Opsplitsing volgens geslacht: in 2022 bedroeg het aandeel van de bevolking dat verklaart zijn woning niet voldoende te kunnen verwarmen 5,1% voor mannen en voor vrouwen.

Opsplitsing volgens inkomen: de gegevens voor deze indicator voor de periode 2005-2022 tonen dat hoe hoger het inkomen, hoe lager het aandeel van mensen die zeggen dat ze hun huis niet voldoende kunnen verwarmen. In 2022, met de nieuwe methodologie die vanaf 2019 wordt gebruikt, bedroeg dit aandeel 11,9% voor de bevolking in het laagste inkomenskwintiel. Voor de hogere inkomenskwintielen daalt dit aandeel sterk tot 0,8% in het hoogste inkomenskwintiel.

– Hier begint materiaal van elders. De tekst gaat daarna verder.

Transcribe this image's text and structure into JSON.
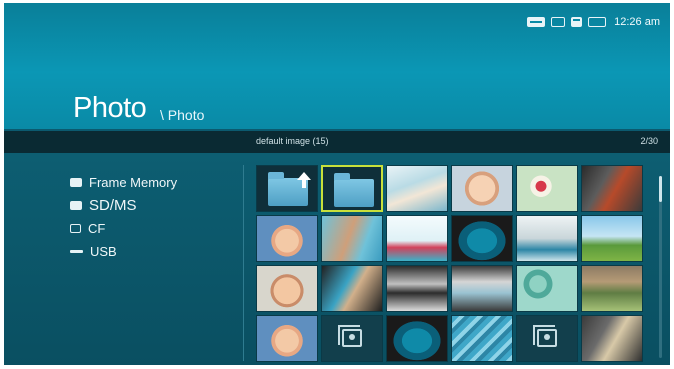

Opsplitsing volgens type huishouden: de types huishoudens waar de verwarmingsproblemen in 2022 het grootst zijn, zijn eenoudergezinnen (12,4%), tweeoudergezinnen met ten minste 3 afhankelijke kinderen (8,4%) en alleenstaanden (6,8%).

VN-indicator: de gekozen indicator stemt met geen enkele SDG-indicator overeen, maar sluit wel aan bij subdoelstelling 7.1, aangezien het verwarmen van een woning deel uitmaakt van moderne energiediensten waartoe de bevolking toegang moet hebben.